В комнате были кровать и другие необходимые для гостя вещи, но графиня не обратила на все это внимания, ибо взор ее сразу же привлекли бумага и письменные принадлежности, разложенные на столе, — необычное явление для спальной тех времен. Ей тотчас же пришла в голову мысль написать Лестеру и никуда не показываться, пока от него не придет ответ.
Привратник, который ввел их в это удобное помещение, учтиво спросил Уэйленда, в щедрости которого уже имел случай убедиться, не может ли еще чем-нибудь услужить ему. Услышав в ответ деликатный намек, что им не мешало бы закусить, он тотчас же проводил кузнеца к кухонному окошку, где всем желающим в изобилии раздавались всевозможные готовые яства. Уэйленда охотно снабдили легкими кушаньями, которые, по его мнению, должны были возбудить аппетит графини. В то же время он сам не упустил возможности быстро, но плотно подкрепиться более существенными блюдами. Затем он вернулся в башню, где и нашел графиню, которая уже успела написать письмо к Лестеру.
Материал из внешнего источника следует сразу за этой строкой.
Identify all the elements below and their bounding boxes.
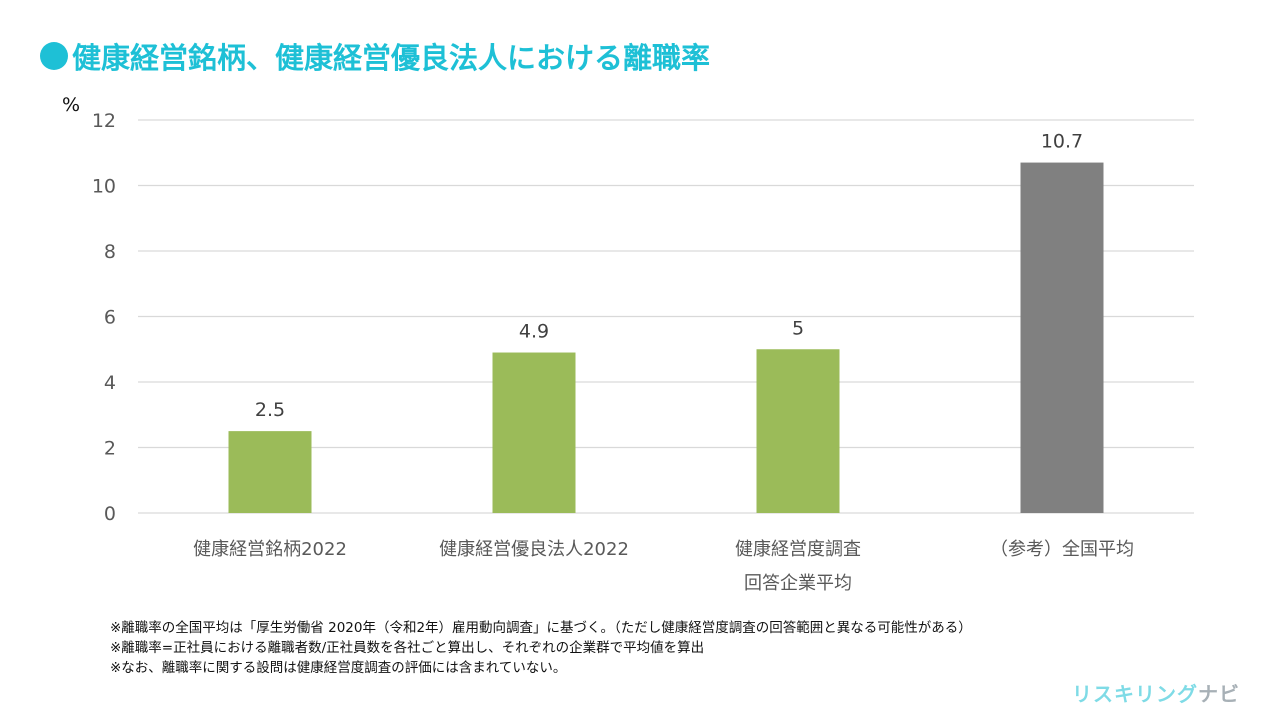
bullet-circle-icon	[40, 42, 68, 70]
page-title-text: 健康経営銘柄、健康経営優良法人における離職率	[72, 41, 711, 75]
footnote: ※離職率=正社員における離職者数/正社員数を各社ごと算出し、それぞれの企業群で平…	[110, 640, 705, 656]
logo-text-main: リスキリング	[1072, 682, 1198, 706]
page-title: 健康経営銘柄、健康経営優良法人における離職率	[40, 36, 710, 76]
value-labels: 2.5 4.9 5 10.7	[255, 131, 1083, 422]
y-tick-label: 4	[104, 372, 116, 394]
x-tick-label: 健康経営優良法人2022	[439, 539, 629, 560]
value-label: 4.9	[519, 321, 549, 343]
logo-text-sub: ナビ	[1198, 682, 1240, 706]
y-tick-label: 10	[92, 176, 116, 198]
logo: リスキリングナビ	[1072, 678, 1240, 707]
footnote: ※離職率の全国平均は「厚生労働省 2020年（令和2年）雇用動向調査」に基づく。…	[110, 620, 972, 636]
x-tick-label: （参考）全国平均	[990, 539, 1134, 560]
value-label: 2.5	[255, 399, 285, 421]
bar-chart: 0 2 4 6 8 10 12 % 2.5 4.9 5 10.7 健康経営銘柄2022 健康経営優良…	[62, 94, 1194, 594]
bar	[756, 349, 840, 513]
gridlines	[138, 119, 1194, 514]
y-tick-label: 12	[92, 110, 116, 132]
y-axis-label: %	[62, 94, 80, 116]
y-tick-labels: 0 2 4 6 8 10 12	[92, 110, 116, 525]
x-tick-label: 健康経営銘柄2022	[193, 539, 347, 560]
y-tick-label: 2	[104, 438, 116, 460]
footnote: ※なお、離職率に関する設問は健康経営度調査の評価には含まれていない。	[110, 660, 567, 676]
bar	[228, 431, 312, 513]
footnotes: ※離職率の全国平均は「厚生労働省 2020年（令和2年）雇用動向調査」に基づく。…	[110, 618, 972, 678]
y-tick-label: 8	[104, 241, 116, 263]
value-label: 10.7	[1041, 131, 1083, 153]
x-tick-label: 回答企業平均	[744, 573, 852, 594]
y-tick-label: 6	[104, 307, 116, 329]
bars	[228, 162, 1104, 513]
y-tick-label: 0	[104, 503, 116, 525]
x-tick-label: 健康経営度調査	[735, 539, 861, 560]
bar	[492, 352, 576, 513]
value-label: 5	[792, 317, 804, 339]
bar	[1020, 162, 1104, 513]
Вместо печати и шелковой тесьмы, она скрепила письмо прядью своих прекрасных волос, завязав их так называемым узлом верной любви.
— Мой добрый друг, — сказала она Уэйленду, — сам бог послал тебя, чтобы помочь мне в моей крайней нужде: молю же тебя, исполни последнюю просьбу несчастной женщины — передай это письмо благородному графу Лестеру. Как бы оно ни было принято, — сказала она, волнуемая надеждой и страхом, — тебе, добрый человек, больше не придется терпеть из-за меня неприятностей. Но я надеюсь на лучшее, и если вернутся мои счастливые дни, то, верь, я сумею наградить тебя так щедро, как ты того заслуживаешь. Передай это письмо, молю тебя, в собственные руки лорда Лестера и обрати внимание на то, с каким ви-, дом он прочтет его.
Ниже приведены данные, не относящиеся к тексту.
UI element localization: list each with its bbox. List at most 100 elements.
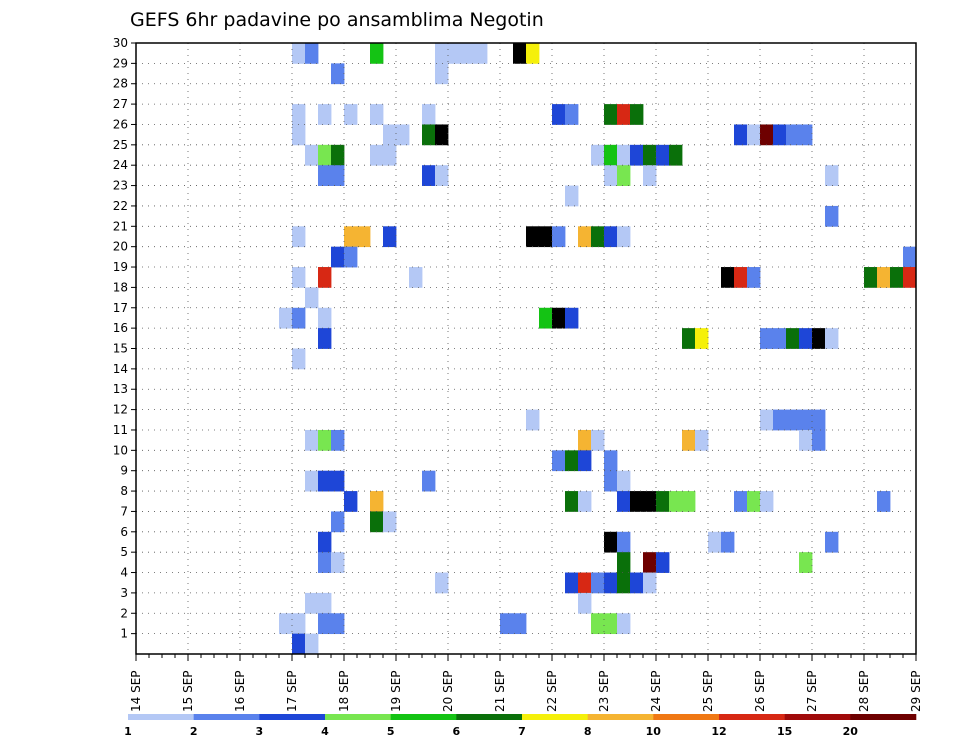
heatmap-cell [604,226,618,248]
heatmap-cell [539,226,553,248]
y-tick-label: 10 [113,443,128,457]
heatmap-cell [825,165,839,186]
y-axis: 1234567891011121314151617181920212223242… [113,36,136,641]
heatmap-cell [461,43,475,64]
heatmap-cells [279,43,917,655]
colorbar-label: 6 [452,725,460,738]
grid-lines [136,43,916,654]
y-tick-label: 9 [120,464,128,478]
heatmap-cell [760,409,774,431]
heatmap-cell [604,104,618,125]
heatmap-cell [708,531,722,553]
heatmap-cell [617,552,631,573]
heatmap-cell [747,124,761,146]
heatmap-cell [643,165,657,186]
heatmap-cell [383,124,397,146]
x-axis: 14 SEP 15 SEP 16 SEP 17 SEP 18 SEP 19 SEP 20 S… [129,654,923,712]
heatmap-cell [799,409,813,431]
colorbar-swatch [259,714,326,720]
heatmap-cell [591,613,605,635]
heatmap-cell [370,144,384,166]
heatmap-cell [318,165,332,186]
x-tick-label: 23 SEP [597,670,611,712]
heatmap-cell [877,491,891,512]
heatmap-cell [318,531,332,553]
colorbar-swatch [587,714,654,720]
y-tick-label: 11 [113,423,128,437]
heatmap-cell [604,450,618,472]
heatmap-cell [825,328,839,349]
heatmap-cell [344,246,358,268]
heatmap-cell [669,144,683,166]
colorbar-label: 15 [777,725,792,738]
heatmap-cell [292,348,306,370]
heatmap-cell [877,267,891,288]
heatmap-cell [552,307,566,329]
heatmap-cell [344,226,358,248]
heatmap-cell [617,165,631,186]
heatmap-cell [552,450,566,472]
colorbar-label: 10 [646,725,662,738]
colorbar-label: 3 [255,725,263,738]
heatmap-cell [864,267,878,288]
heatmap-cell [292,307,306,329]
heatmap-cell [370,43,384,64]
heatmap-cell [331,511,345,533]
heatmap-cell [331,470,345,492]
heatmap-cell [747,267,761,288]
heatmap-cell [578,226,592,248]
y-tick-label: 23 [113,179,128,193]
x-tick-label: 18 SEP [337,670,351,712]
heatmap-cell [435,63,449,85]
heatmap-cell [799,328,813,349]
colorbar-swatch [719,714,785,720]
heatmap-cell [331,613,345,635]
heatmap-cell [695,429,709,451]
heatmap-cell [331,63,345,85]
x-tick-label: 28 SEP [857,670,871,712]
heatmap-cell [591,429,605,451]
heatmap-cell [643,144,657,166]
heatmap-cell [565,572,579,594]
heatmap-cell [565,450,579,472]
heatmap-cell [617,491,631,512]
chart-title: GEFS 6hr padavine po ansamblima Negotin [130,9,544,31]
colorbar-label: 5 [387,725,395,738]
heatmap-cell [474,43,488,64]
y-tick-label: 15 [113,342,128,356]
heatmap-cell [318,552,332,573]
heatmap-cell [799,429,813,451]
heatmap-cell [760,124,774,146]
heatmap-cell [578,592,592,614]
heatmap-cell [734,124,748,146]
y-tick-label: 22 [113,199,128,213]
heatmap-cell [305,429,319,451]
colorbar-swatch [128,714,194,720]
heatmap-cell [435,165,449,186]
y-tick-label: 20 [113,240,128,254]
heatmap-cell [604,572,618,594]
heatmap-cell [643,572,657,594]
heatmap-cell [604,165,618,186]
y-tick-label: 14 [113,362,128,376]
heatmap-cell [526,226,540,248]
colorbar-swatch [193,714,260,720]
heatmap-cell [565,185,579,207]
heatmap-cell [318,267,332,288]
heatmap-cell [552,226,566,248]
heatmap-cell [422,165,436,186]
heatmap-cell [825,205,839,227]
colorbar-swatch [653,714,720,720]
colorbar-swatch [522,714,588,720]
heatmap-cell [799,552,813,573]
heatmap-cell [617,226,631,248]
heatmap-cell [305,592,319,614]
heatmap-cell [617,531,631,553]
x-tick-label: 19 SEP [389,670,403,712]
heatmap-cell [370,511,384,533]
x-tick-label: 15 SEP [181,670,195,712]
y-tick-label: 29 [113,56,128,70]
heatmap-cell [669,491,683,512]
x-tick-label: 16 SEP [233,670,247,712]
Уэйленд охотно принял поручение, но, в свою очередь, настоятельно просил графиню хотя бы немного подкрепиться. Наконец он убедил ее, по-видимому благодаря тому, что ей не терпелось увидеть, как он отправится исполнять ее поручение, ибо графиня не чувствовала ни малейшего аппетита. Затем он покинул ее; посоветовав запереть дверь изнутри и не выходить из комнаты, сам же пошел искать случая выполнить ее поручение, а также привести в исполнение свой собственный замысел, внушенный сложившимися обстоятельствами.
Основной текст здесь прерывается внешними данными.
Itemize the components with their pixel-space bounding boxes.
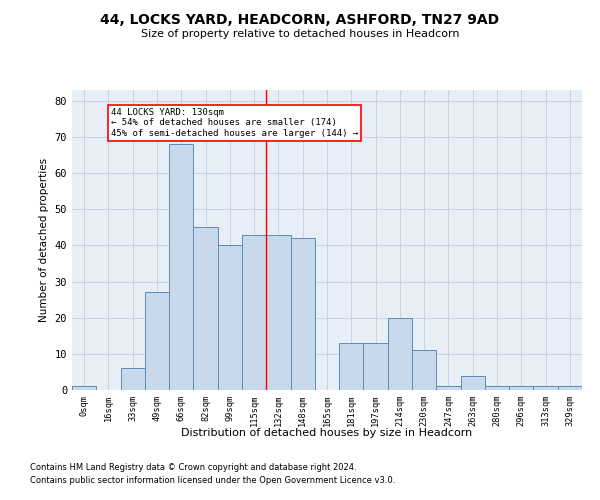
Bar [169,144,193,390]
Text: Contains public sector information licensed under the Open Government Licence v3: Contains public sector information licen… [30,476,395,485]
Bar [436,386,461,390]
Bar [145,292,169,390]
Bar [461,376,485,390]
Bar [364,343,388,390]
Bar [558,386,582,390]
Text: 44, LOCKS YARD, HEADCORN, ASHFORD, TN27 9AD: 44, LOCKS YARD, HEADCORN, ASHFORD, TN27 … [100,12,500,26]
Bar [339,343,364,390]
Bar [412,350,436,390]
Bar [218,246,242,390]
Bar [485,386,509,390]
Text: 44 LOCKS YARD: 130sqm
← 54% of detached houses are smaller (174)
45% of semi-det: 44 LOCKS YARD: 130sqm ← 54% of detached … [111,108,358,138]
Text: Distribution of detached houses by size in Headcorn: Distribution of detached houses by size … [181,428,473,438]
Y-axis label: Number of detached properties: Number of detached properties [39,158,49,322]
Bar [509,386,533,390]
Bar [290,238,315,390]
Bar [242,234,266,390]
Bar [388,318,412,390]
Text: Size of property relative to detached houses in Headcorn: Size of property relative to detached ho… [141,29,459,39]
Text: Contains HM Land Registry data © Crown copyright and database right 2024.: Contains HM Land Registry data © Crown c… [30,464,356,472]
Bar [193,228,218,390]
Bar [533,386,558,390]
Bar [121,368,145,390]
Bar [72,386,96,390]
Bar [266,234,290,390]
Судя по поведению графини во время их путешествия — по длительным приступам молчания, постоянной нерешительности и растерянности, а также явной неспособности мыслить и действовать самостоятельно, — Уэйленд сделал не лишенный оснований вывод, что трудности положения, в котором она очутилась, помрачили ее разум.
Казалось, после бегства из Камнора и избавления от опасностей, которым она подвергалась там, самым разумным было вернуться к отцу или, во всяком случае, спрятаться от тех, кто создавал эти опасности.
Когда вместо этого графиня потребовала, чтобы он проводил ее в Кенилворт, Уэйленд решил, что она намерена отдаться под защиту Тресилиана и молить о милосердии королеву.
Но вот, вместо того чтобы поступить столь естественным образом, она посылает с ним письмо к покровителю Варни Лестеру, с ведома которого, если не по его прямому указанию, она столько натерпелась.
Это казалось Уэйленду неразумным и крайне опасным, и так как он испытывал не меньшую тревогу за свою собственную участь, чем за участь графини, то счел неблагоразумным выполнить ее поручение, не заручившись советом и поощрением своего покровителя.